④−6 余波(2)
「雄二は一把で足りる?」
箱に入ったそうめんの束をつかんで、隆夫がたずねた。これから晩ごはん。
「もうちょっとほしいかな。ニ把までいかないけど」
「じゃあ二人で三把にしよう」
ぐつぐつのお鍋に、ばらした乾麺を入れる隆夫。それからめんつゆの用意をする。
切ったしいたけとか、短冊の玉子焼き、油揚げなどはテーブルにあった。ご自由にお取り下さい方式。
ぼくは椅子に座って、調理台で作業してる隆夫を見ている。
「受験生なのに、ごはん作ってもらって悪いね」
「買い物は雄二が行ってきてくれるだろ。それに受験生だから、勉強以外の時間は必要なんだ。楽しいと思えることが」
口元に笑み。ぼくはいい旦那様を持ったなって、つくづく感じる。
「聞いていいことか分からないけど。隆夫は模擬試験の結果、大丈夫なの?」
お母さんに聞いた話、お兄ちゃんは合格と合格圏内を行ったり来たりしてて、ちょっと不安定らしい。
「オレは特別優秀ってわけじゃない。欧立学園大ぐらい簡単に受かる、と言えるほどの成績じゃないよ、正直」
「……」
なら机にかじりついて勉強しなきゃ。お料理なんかしてる場合じゃない。
なんてことは思ってても口に出さない。隆夫はぼくより大人だし、ちゃんと自分で考えてるはずだから。
「受からなかったらごめん。でも雄二のそばにいたいから、がんばるよ」
ゆであがった麺は、氷水に浸した大きなざるの中。ぼくらは好きなだけ取って、つゆにつけて食べる。具も一緒に。
「おいしいね、初そうめん」
「今年初だな」
「ぼくにとっては、ここへ来て初だよ。隆夫と食べる夏らしいもの、すっごくうれしい」
隆夫は咀嚼中だから返事はできなかったけど、目で応えてくれた。
「そうめんに冷やし中華、冷やしうどん」
「夏野菜のカレーも!」
「今度作る」と、隆夫。
ぼくは幸せなんだ、この人といられて。
この先どんなことがあったとしても、ぼくは彼のそばにいる。
欧立クラスの教室の中は、山口くんの件があった後でも、そう大して変わらない。
別に誰も「皆ヶ崎のことハブろうぜ」なんて言ってないらしい。勉強を習いに来る子たちは、今まで通り普通に聞いてくる。
雑多に詰め込まれてる学校と違い、塾は受験に合格したい子だけが通ってくる。利用価値があると感じているなら、こんなぼくにも躊躇せず近付いてくるんだ。
「皆ヶ崎くんて女の子なの?」
理科を教えてあげていた、藤宮梨湖ちゃん。おかっぱ頭で、ちょっと空気読まない子だ。嫌いじゃない。
「ぼくが女子トイレ使ってること? ある意味で女の子だし、男でもあるよ」
「心が中性ってこと? それとも性同一性障害? 体は男性だけど心は女性っていう」
ここが六階の飲食スペースで、周囲に誰もいないならいいけど。実際は教室で、周りの子は黙ってるけど聞き耳立ててるかもしれない。

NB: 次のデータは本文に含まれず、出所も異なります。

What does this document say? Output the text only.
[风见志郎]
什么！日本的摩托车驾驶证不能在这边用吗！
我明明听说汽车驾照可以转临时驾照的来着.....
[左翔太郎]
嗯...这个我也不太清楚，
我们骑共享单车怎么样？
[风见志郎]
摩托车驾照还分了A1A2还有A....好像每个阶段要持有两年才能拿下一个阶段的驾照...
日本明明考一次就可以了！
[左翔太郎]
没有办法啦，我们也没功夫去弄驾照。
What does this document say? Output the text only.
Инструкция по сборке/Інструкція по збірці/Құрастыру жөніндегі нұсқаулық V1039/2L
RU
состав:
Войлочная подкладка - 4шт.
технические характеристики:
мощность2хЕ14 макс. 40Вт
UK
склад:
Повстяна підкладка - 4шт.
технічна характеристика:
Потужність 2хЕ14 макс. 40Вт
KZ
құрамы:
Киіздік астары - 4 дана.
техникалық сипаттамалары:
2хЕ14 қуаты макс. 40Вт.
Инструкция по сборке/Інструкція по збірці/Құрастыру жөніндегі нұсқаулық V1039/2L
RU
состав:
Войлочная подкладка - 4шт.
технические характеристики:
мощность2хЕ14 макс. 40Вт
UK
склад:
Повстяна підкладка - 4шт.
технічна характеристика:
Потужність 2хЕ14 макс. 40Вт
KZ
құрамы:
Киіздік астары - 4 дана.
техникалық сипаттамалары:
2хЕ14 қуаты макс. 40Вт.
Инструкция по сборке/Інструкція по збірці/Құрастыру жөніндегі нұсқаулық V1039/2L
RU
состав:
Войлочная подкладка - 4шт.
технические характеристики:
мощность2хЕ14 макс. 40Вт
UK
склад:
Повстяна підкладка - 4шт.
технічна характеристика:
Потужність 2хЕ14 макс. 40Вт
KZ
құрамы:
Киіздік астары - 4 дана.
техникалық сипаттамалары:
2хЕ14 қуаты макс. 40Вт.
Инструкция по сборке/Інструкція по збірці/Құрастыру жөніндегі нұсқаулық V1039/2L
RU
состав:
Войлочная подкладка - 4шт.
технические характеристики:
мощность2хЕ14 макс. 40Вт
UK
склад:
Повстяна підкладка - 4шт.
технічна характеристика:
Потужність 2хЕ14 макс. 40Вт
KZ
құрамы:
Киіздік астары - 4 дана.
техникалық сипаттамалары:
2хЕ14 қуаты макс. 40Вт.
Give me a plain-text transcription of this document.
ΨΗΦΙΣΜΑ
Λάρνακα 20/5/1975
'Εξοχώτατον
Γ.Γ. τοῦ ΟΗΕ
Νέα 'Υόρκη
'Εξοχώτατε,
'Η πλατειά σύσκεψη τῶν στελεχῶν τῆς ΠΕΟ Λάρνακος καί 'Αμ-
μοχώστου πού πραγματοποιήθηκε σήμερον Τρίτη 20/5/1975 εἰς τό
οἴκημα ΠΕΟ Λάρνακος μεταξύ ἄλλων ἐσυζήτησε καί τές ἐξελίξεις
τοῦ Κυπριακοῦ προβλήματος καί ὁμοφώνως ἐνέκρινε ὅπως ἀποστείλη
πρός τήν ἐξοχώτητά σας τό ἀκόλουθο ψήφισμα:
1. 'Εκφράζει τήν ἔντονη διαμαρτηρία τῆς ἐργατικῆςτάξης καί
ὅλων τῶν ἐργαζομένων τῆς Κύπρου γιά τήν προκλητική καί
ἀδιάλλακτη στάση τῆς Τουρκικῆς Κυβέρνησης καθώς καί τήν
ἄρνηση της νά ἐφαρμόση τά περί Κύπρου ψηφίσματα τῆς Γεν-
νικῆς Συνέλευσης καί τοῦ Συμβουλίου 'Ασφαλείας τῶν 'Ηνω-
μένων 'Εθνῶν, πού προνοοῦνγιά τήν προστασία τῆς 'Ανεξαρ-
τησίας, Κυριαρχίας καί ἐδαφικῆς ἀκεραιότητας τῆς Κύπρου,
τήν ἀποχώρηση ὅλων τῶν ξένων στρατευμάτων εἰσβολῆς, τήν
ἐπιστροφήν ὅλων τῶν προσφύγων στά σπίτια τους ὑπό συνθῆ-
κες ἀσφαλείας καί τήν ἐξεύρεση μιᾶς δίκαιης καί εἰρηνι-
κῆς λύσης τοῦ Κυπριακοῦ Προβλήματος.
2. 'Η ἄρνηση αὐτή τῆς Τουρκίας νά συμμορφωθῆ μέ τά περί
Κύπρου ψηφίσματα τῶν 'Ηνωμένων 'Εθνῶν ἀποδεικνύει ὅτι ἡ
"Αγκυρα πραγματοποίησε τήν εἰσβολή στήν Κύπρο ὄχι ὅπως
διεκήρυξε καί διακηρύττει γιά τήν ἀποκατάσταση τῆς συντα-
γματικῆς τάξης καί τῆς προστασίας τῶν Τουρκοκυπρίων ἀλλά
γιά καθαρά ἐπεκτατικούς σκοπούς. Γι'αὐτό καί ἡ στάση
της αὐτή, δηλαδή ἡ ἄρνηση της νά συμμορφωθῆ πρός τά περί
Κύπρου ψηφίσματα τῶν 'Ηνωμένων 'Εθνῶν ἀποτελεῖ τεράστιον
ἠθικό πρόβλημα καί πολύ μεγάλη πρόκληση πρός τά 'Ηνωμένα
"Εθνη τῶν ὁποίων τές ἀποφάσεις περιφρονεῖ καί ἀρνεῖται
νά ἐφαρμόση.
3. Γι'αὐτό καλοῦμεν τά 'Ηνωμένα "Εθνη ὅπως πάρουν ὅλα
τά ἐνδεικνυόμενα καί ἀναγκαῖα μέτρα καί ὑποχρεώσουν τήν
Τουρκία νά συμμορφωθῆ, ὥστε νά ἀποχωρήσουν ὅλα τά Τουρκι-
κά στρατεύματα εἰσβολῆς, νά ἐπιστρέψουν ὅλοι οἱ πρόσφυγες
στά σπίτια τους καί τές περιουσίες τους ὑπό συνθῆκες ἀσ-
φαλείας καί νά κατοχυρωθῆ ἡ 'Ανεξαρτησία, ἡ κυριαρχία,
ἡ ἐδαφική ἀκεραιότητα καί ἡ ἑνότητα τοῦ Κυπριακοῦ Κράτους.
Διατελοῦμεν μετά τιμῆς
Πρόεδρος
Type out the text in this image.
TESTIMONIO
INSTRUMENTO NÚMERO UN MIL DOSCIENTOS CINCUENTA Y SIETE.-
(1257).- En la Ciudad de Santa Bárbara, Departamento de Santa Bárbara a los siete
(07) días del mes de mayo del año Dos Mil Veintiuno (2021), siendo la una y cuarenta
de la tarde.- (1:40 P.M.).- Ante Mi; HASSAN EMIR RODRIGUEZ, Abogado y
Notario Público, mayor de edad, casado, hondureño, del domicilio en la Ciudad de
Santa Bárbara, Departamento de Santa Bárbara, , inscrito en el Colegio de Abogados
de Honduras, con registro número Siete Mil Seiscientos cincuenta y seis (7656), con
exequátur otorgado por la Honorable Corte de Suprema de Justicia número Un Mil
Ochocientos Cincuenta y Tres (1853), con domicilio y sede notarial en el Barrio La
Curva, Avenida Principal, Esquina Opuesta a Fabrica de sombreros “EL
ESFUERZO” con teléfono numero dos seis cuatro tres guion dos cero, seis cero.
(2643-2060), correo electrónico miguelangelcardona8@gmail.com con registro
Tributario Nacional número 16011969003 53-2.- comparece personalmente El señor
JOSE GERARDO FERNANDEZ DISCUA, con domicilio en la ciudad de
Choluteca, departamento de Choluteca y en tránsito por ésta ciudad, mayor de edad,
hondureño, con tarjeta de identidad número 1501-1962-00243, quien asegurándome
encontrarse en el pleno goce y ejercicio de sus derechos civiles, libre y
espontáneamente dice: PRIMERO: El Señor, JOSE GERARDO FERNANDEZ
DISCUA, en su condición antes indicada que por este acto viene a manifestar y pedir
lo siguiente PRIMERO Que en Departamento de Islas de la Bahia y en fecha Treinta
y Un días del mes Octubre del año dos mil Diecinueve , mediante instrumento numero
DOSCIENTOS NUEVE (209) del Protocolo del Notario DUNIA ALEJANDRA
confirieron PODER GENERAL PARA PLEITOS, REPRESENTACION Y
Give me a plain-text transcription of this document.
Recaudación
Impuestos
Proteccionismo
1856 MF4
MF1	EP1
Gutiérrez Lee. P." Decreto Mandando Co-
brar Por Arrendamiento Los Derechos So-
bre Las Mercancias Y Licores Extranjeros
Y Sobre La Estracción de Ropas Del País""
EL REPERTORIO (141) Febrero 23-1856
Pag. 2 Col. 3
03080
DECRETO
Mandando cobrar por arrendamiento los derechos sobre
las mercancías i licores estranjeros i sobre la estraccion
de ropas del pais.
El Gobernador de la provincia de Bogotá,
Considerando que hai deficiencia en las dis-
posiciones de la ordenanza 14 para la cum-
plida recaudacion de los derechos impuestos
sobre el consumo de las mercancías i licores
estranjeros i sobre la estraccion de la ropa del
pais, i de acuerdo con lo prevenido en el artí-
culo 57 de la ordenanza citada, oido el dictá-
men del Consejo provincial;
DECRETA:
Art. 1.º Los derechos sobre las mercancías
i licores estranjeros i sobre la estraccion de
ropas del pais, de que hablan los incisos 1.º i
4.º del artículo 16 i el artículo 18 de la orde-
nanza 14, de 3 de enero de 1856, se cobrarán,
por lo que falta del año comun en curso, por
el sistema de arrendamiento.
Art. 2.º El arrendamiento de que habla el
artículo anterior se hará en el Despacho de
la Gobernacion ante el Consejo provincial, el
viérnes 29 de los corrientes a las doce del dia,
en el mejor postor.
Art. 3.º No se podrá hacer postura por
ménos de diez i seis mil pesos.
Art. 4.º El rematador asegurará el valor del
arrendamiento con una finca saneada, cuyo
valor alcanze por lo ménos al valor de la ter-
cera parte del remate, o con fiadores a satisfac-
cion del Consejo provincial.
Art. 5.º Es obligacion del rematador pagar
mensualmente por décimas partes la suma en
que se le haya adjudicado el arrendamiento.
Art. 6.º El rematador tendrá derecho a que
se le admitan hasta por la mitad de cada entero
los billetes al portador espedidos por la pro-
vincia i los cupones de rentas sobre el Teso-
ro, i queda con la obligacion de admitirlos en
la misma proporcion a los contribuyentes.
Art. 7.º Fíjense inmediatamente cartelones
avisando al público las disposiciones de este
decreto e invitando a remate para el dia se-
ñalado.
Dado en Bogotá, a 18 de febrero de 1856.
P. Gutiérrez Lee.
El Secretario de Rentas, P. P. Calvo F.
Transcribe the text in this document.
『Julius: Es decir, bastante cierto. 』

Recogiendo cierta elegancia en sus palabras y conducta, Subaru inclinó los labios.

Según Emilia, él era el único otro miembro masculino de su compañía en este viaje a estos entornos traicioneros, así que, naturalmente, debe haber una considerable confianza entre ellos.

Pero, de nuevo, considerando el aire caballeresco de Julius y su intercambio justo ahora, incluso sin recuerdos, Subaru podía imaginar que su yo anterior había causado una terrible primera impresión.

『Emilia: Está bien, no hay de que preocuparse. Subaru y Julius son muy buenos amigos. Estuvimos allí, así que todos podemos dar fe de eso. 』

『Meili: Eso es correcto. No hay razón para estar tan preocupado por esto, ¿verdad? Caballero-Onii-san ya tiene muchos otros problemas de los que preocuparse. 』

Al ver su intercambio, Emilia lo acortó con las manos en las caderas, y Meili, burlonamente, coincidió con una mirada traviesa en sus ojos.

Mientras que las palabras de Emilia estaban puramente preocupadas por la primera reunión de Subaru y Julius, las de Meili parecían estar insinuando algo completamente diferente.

「本当のことは言えないんだ、ごめん。でも今言ったことを含めて、何も否定する気はない。好きに想像してくれていい」
「皆ヶ崎くんの性格を考えると、女子トイレに興味があるエッチな男子とは思えないのよね。何か事情があってそうしてるだけでしよ」
ぼくは苦笑いを浮かべる。
変態と思われてないならいいか。
職員室に行った。ダメ元で聞いてみたんだ、欧立クラスからいなくなった子のこと。加納さんは青葉をやめたって。
「ぼくのせいですね……」
「きみは気にしなくていい。こちらの対応も悪かった」
机で事務仕事をしていた大井先生は、何か書きながら答えた。
ぼくのことをうまく隠しながら説明するのは、骨が折れただろう。それで彼女や保護者を納得させられるわけでもない。
「一応、他の塾を紹介した。行くかは分からんが」
生徒を一人失う。三年間で得られるはずだった収入は、決して少なくはない。
「先生、山口くんは」
「自主退塾だ。詳しいことは話せない」
大井先生はわざと視線を動かした。その先には、隣のクラスの担任。